Je me souviens de Laurence, en première séance avec moi. Un seul rêve, une seule phrase : « Je ne vois rien. » Beaucoup y verraient un échec, l’idée qu’elle ne saurait pas rêver. Je l’ai plutôt fait explorer ce rien. Était-il palpable ? Avait-il une densité ? Faisait-il peur ? Était-il blanc, noir, visible, invisible ? Question après question, ce rien a commencé à parler — et il parlait de sa naissance, où elle avait failli mourir. Comme si elle n’était jamais tout à fait passée de l’avant-naissance à la vie. Pour elle, la vie ne voulait rien dire, puisqu’elle n’avait jamais tout à fait démarré.
Que se passe-t-il quand on n’arrive à rien voir, rien sentir ?
Ne rien voir, ne rien ressentir en séance n’est pas un échec : c’est déjà une information à explorer. En Rêve Éveillé Libre — la méthode que je pratique à Palézieux-Gare, dans le canton de Vaud —, le rien se travaille comme n’importe quelle autre image, avec ses propres questions : sa texture, sa couleur, sa présence ou son absence de danger.
Le vide n’a rien d’un blocage à surmonter au plus vite. C’est souvent l’endroit exact où quelque chose d’ancien attend d’être regardé.
Le vide n’est pas toujours lié à un deuil
On associe souvent le vide à la perte d’un proche, et j’en parle ailleurs, notamment dans Deuil et Rêve Éveillé Libre et dans L’exploration du vide est une étape cruciale du travail de deuil, plus centré sur la dimension symbolique du deuil. Mais le vide surgit dans bien d’autres circonstances : une identité qui se redéfinit après un changement de travail, une rupture, un sentiment de déconnexion qui s’installe sans raison précise.
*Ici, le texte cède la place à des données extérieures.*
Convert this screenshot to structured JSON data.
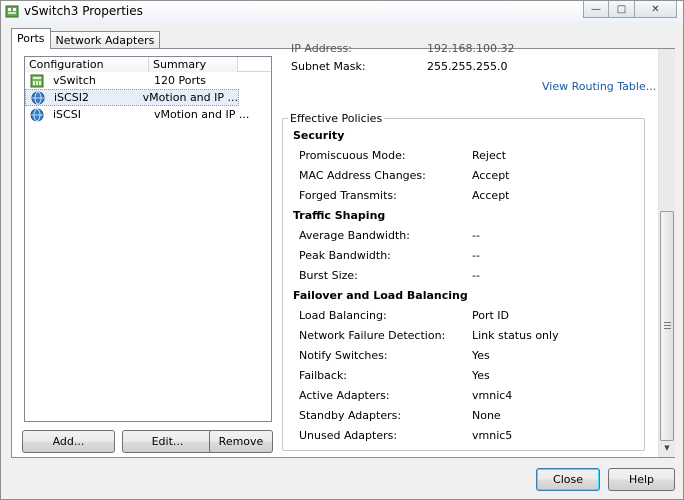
{
  "window": {
    "title": "vSwitch3 Properties",
    "controls": {
      "minimize": "—",
      "maximize": "□",
      "close": "✕"
    }
  },
  "tabs": [
    {
      "label": "Ports",
      "active": true
    },
    {
      "label": "Network Adapters",
      "active": false
    }
  ],
  "port_list": {
    "columns": [
      "Configuration",
      "Summary"
    ],
    "rows": [
      {
        "name": "vSwitch",
        "summary": "120 Ports",
        "icon": "vswitch-icon"
      },
      {
        "name": "iSCSI2",
        "summary": "vMotion and IP ...",
        "icon": "vmkernel-port-icon",
        "selected": true
      },
      {
        "name": "iSCSI",
        "summary": "vMotion and IP ...",
        "icon": "vmkernel-port-icon"
      }
    ]
  },
  "buttons": {
    "add": "Add...",
    "edit": "Edit...",
    "remove": "Remove",
    "close": "Close",
    "help": "Help"
  },
  "ip_settings": {
    "ip_label": "IP Address:",
    "ip_value": "192.168.100.32",
    "subnet_label": "Subnet Mask:",
    "subnet_value": "255.255.255.0",
    "routing_link": "View Routing Table..."
  },
  "effective_policies": {
    "legend": "Effective Policies",
    "security": {
      "heading": "Security",
      "rows": [
        {
          "label": "Promiscuous Mode:",
          "value": "Reject"
        },
        {
          "label": "MAC Address Changes:",
          "value": "Accept"
        },
        {
          "label": "Forged Transmits:",
          "value": "Accept"
        }
      ]
    },
    "traffic_shaping": {
      "heading": "Traffic Shaping",
      "rows": [
        {
          "label": "Average Bandwidth:",
          "value": "--"
        },
        {
          "label": "Peak Bandwidth:",
          "value": "--"
        },
        {
          "label": "Burst Size:",
          "value": "--"
        }
      ]
    },
    "failover": {
      "heading": "Failover and Load Balancing",
      "rows": [
        {
          "label": "Load Balancing:",
          "value": "Port ID"
        },
        {
          "label": "Network Failure Detection:",
          "value": "Link status only"
        },
        {
          "label": "Notify Switches:",
          "value": "Yes"
        },
        {
          "label": "Failback:",
          "value": "Yes"
        },
        {
          "label": "Active Adapters:",
          "value": "vmnic4"
        },
        {
          "label": "Standby Adapters:",
          "value": "None"
        },
        {
          "label": "Unused Adapters:",
          "value": "vmnic5"
        }
      ]
    }
  },
  "scrollbar": {
    "position": 0.75
  }
}
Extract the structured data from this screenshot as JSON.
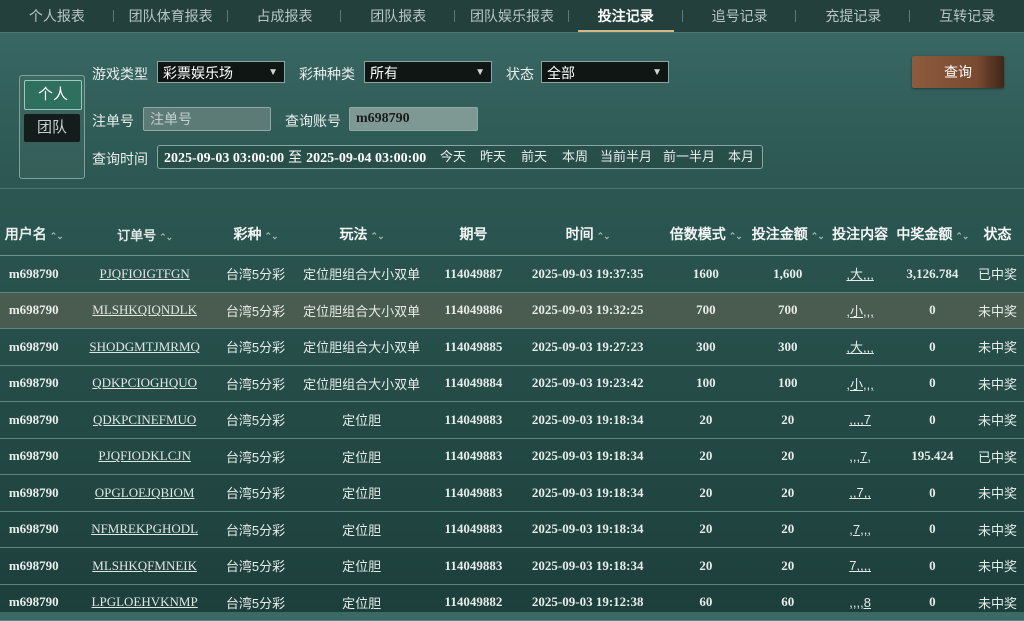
{
  "tabs": [
    {
      "label": "个人报表"
    },
    {
      "label": "团队体育报表"
    },
    {
      "label": "占成报表"
    },
    {
      "label": "团队报表"
    },
    {
      "label": "团队娱乐报表"
    },
    {
      "label": "投注记录",
      "active": true
    },
    {
      "label": "追号记录"
    },
    {
      "label": "充提记录"
    },
    {
      "label": "互转记录"
    }
  ],
  "scope": {
    "personal": "个人",
    "team": "团队",
    "selected": "个人"
  },
  "filters": {
    "game_type_label": "游戏类型",
    "game_type_value": "彩票娱乐场",
    "lottery_kind_label": "彩种种类",
    "lottery_kind_value": "所有",
    "status_label": "状态",
    "status_value": "全部",
    "order_no_label": "注单号",
    "order_no_placeholder": "注单号",
    "account_label": "查询账号",
    "account_value": "m698790",
    "time_label": "查询时间",
    "time_start": "2025-09-03 03:00:00",
    "time_sep": "至",
    "time_end": "2025-09-04 03:00:00",
    "quick_ranges": [
      "今天",
      "昨天",
      "前天",
      "本周",
      "当前半月",
      "前一半月",
      "本月"
    ]
  },
  "query_button": "查询",
  "table": {
    "headers": {
      "user": "用户名",
      "order": "订单号",
      "lottery": "彩种",
      "play": "玩法",
      "issue": "期号",
      "time": "时间",
      "multiple": "倍数模式",
      "amount": "投注金额",
      "content": "投注内容",
      "win": "中奖金额",
      "status": "状态"
    },
    "rows": [
      {
        "user": "m698790",
        "order": "PJQFIOIGTFGN",
        "lottery": "台湾5分彩",
        "play": "定位胆组合大小双单",
        "issue": "114049887",
        "time": "2025-09-03 19:37:35",
        "multiple": "1600",
        "amount": "1,600",
        "content": ",大,,,",
        "win": "3,126.784",
        "status": "已中奖"
      },
      {
        "user": "m698790",
        "order": "MLSHKQIQNDLK",
        "lottery": "台湾5分彩",
        "play": "定位胆组合大小双单",
        "issue": "114049886",
        "time": "2025-09-03 19:32:25",
        "multiple": "700",
        "amount": "700",
        "content": ",小,,,",
        "win": "0",
        "status": "未中奖"
      },
      {
        "user": "m698790",
        "order": "SHODGMTJMRMQ",
        "lottery": "台湾5分彩",
        "play": "定位胆组合大小双单",
        "issue": "114049885",
        "time": "2025-09-03 19:27:23",
        "multiple": "300",
        "amount": "300",
        "content": ",大,,,",
        "win": "0",
        "status": "未中奖"
      },
      {
        "user": "m698790",
        "order": "QDKPCIOGHQUO",
        "lottery": "台湾5分彩",
        "play": "定位胆组合大小双单",
        "issue": "114049884",
        "time": "2025-09-03 19:23:42",
        "multiple": "100",
        "amount": "100",
        "content": ",小,,,",
        "win": "0",
        "status": "未中奖"
      },
      {
        "user": "m698790",
        "order": "QDKPCINEFMUO",
        "lottery": "台湾5分彩",
        "play": "定位胆",
        "issue": "114049883",
        "time": "2025-09-03 19:18:34",
        "multiple": "20",
        "amount": "20",
        "content": ",,,,7",
        "win": "0",
        "status": "未中奖"
      },
      {
        "user": "m698790",
        "order": "PJQFIODKLCJN",
        "lottery": "台湾5分彩",
        "play": "定位胆",
        "issue": "114049883",
        "time": "2025-09-03 19:18:34",
        "multiple": "20",
        "amount": "20",
        "content": ",,,7,",
        "win": "195.424",
        "status": "已中奖"
      },
      {
        "user": "m698790",
        "order": "OPGLOEJQBIOM",
        "lottery": "台湾5分彩",
        "play": "定位胆",
        "issue": "114049883",
        "time": "2025-09-03 19:18:34",
        "multiple": "20",
        "amount": "20",
        "content": ",,7,,",
        "win": "0",
        "status": "未中奖"
      },
      {
        "user": "m698790",
        "order": "NFMREKPGHODL",
        "lottery": "台湾5分彩",
        "play": "定位胆",
        "issue": "114049883",
        "time": "2025-09-03 19:18:34",
        "multiple": "20",
        "amount": "20",
        "content": ",7,,,",
        "win": "0",
        "status": "未中奖"
      },
      {
        "user": "m698790",
        "order": "MLSHKQFMNEIK",
        "lottery": "台湾5分彩",
        "play": "定位胆",
        "issue": "114049883",
        "time": "2025-09-03 19:18:34",
        "multiple": "20",
        "amount": "20",
        "content": "7,,,,",
        "win": "0",
        "status": "未中奖"
      },
      {
        "user": "m698790",
        "order": "LPGLOEHVKNMP",
        "lottery": "台湾5分彩",
        "play": "定位胆",
        "issue": "114049882",
        "time": "2025-09-03 19:12:38",
        "multiple": "60",
        "amount": "60",
        "content": ",,,,8",
        "win": "0",
        "status": "未中奖"
      }
    ]
  },
  "colors": {
    "accent": "#d2b98a",
    "query_button": "#8d5b3d",
    "highlight_row": "#4a5b50"
  }
}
Chez Laurence, le vide ne parlait pas d’une personne perdue, mais d’un commencement qui avait failli ne jamais avoir lieu. Chaque vide a son origine propre — c’est pour ça qu’il mérite d’être exploré pour ce qu’il est, plutôt que rattaché d’office à un deuil.
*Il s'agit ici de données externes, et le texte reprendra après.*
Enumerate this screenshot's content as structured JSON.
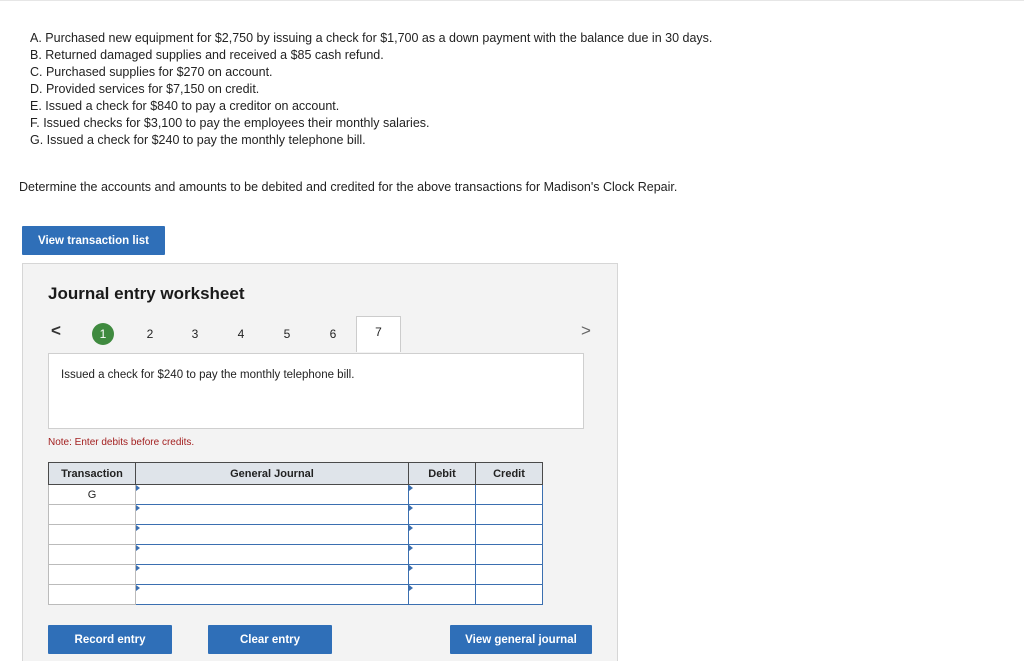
{
  "transactions": [
    "A. Purchased new equipment for $2,750 by issuing a check for $1,700 as a down payment with the balance due in 30 days.",
    "B. Returned damaged supplies and received a $85 cash refund.",
    "C. Purchased supplies for $270 on account.",
    "D. Provided services for $7,150 on credit.",
    "E. Issued a check for $840 to pay a creditor on account.",
    "F. Issued checks for $3,100 to pay the employees their monthly salaries.",
    "G. Issued a check for $240 to pay the monthly telephone bill."
  ],
  "instruction": "Determine the accounts and amounts to be debited and credited for the above transactions for Madison's Clock Repair.",
  "buttons": {
    "view_transaction_list": "View transaction list",
    "record_entry": "Record entry",
    "clear_entry": "Clear entry",
    "view_general_journal": "View general journal"
  },
  "worksheet": {
    "title": "Journal entry worksheet",
    "prev_arrow": "<",
    "next_arrow": ">",
    "steps": [
      "1",
      "2",
      "3",
      "4",
      "5",
      "6",
      "7"
    ],
    "completed_step": "1",
    "active_step": "7",
    "description": "Issued a check for $240 to pay the monthly telephone bill.",
    "note": "Note: Enter debits before credits."
  },
  "journal": {
    "headers": [
      "Transaction",
      "General Journal",
      "Debit",
      "Credit"
    ],
    "rows": [
      {
        "transaction": "G",
        "account": "",
        "debit": "",
        "credit": ""
      },
      {
        "transaction": "",
        "account": "",
        "debit": "",
        "credit": ""
      },
      {
        "transaction": "",
        "account": "",
        "debit": "",
        "credit": ""
      },
      {
        "transaction": "",
        "account": "",
        "debit": "",
        "credit": ""
      },
      {
        "transaction": "",
        "account": "",
        "debit": "",
        "credit": ""
      },
      {
        "transaction": "",
        "account": "",
        "debit": "",
        "credit": ""
      }
    ]
  },
  "colors": {
    "button_blue": "#2f6fb8",
    "completed_step_green": "#3f8a3f",
    "note_red": "#a32020"
  }
}
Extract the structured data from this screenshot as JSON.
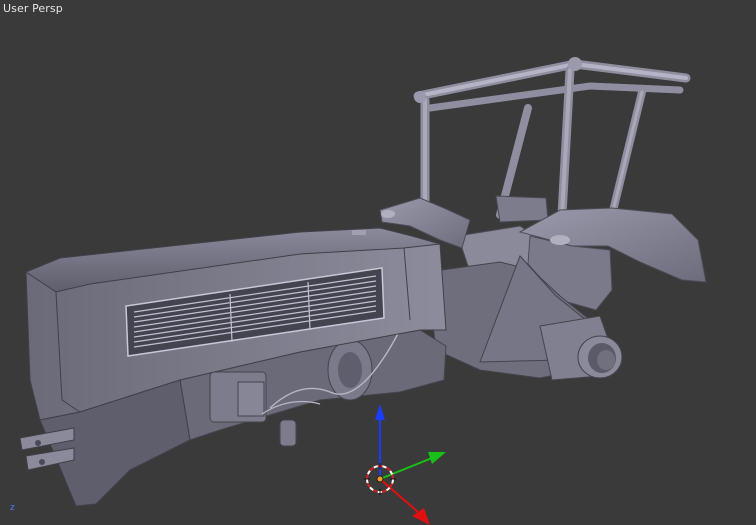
{
  "viewport": {
    "view_label": "User Persp",
    "background": "#3a3a3a",
    "model_color": "#7a7a8a",
    "axis_colors": {
      "x": "#e01010",
      "y": "#10c010",
      "z": "#1030ff"
    }
  },
  "gizmo": {
    "axis_label_z": "z"
  },
  "icons": [
    "3d-cursor-icon",
    "origin-marker-icon"
  ]
}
Explorer le rien plutôt que le combler
Le réflexe naturel face au vide, c’est de vouloir le remplir au plus vite — une nouvelle activité, une nouvelle relation, n’importe quoi qui bouche le trou. En séance, je propose l’inverse : rester dans le rien, le questionner tel qu’il se présente. Chez Laurence, ce sont des questions très concrètes qui ont ouvert la porte — la densité du rien, sa couleur, sa proximité ou sa distance avec le corps. Ce qui semblait vide au premier abord contenait, une fois exploré, tout un monde de possibles.
Si un rien, une absence, un sentiment de déconnexion vous accompagne depuis un moment sans que vous sachiez d’où il vient, prenez rendez-vous pour une première séance — 100 CHF, non remboursée par l’assurance de base ou complémentaire.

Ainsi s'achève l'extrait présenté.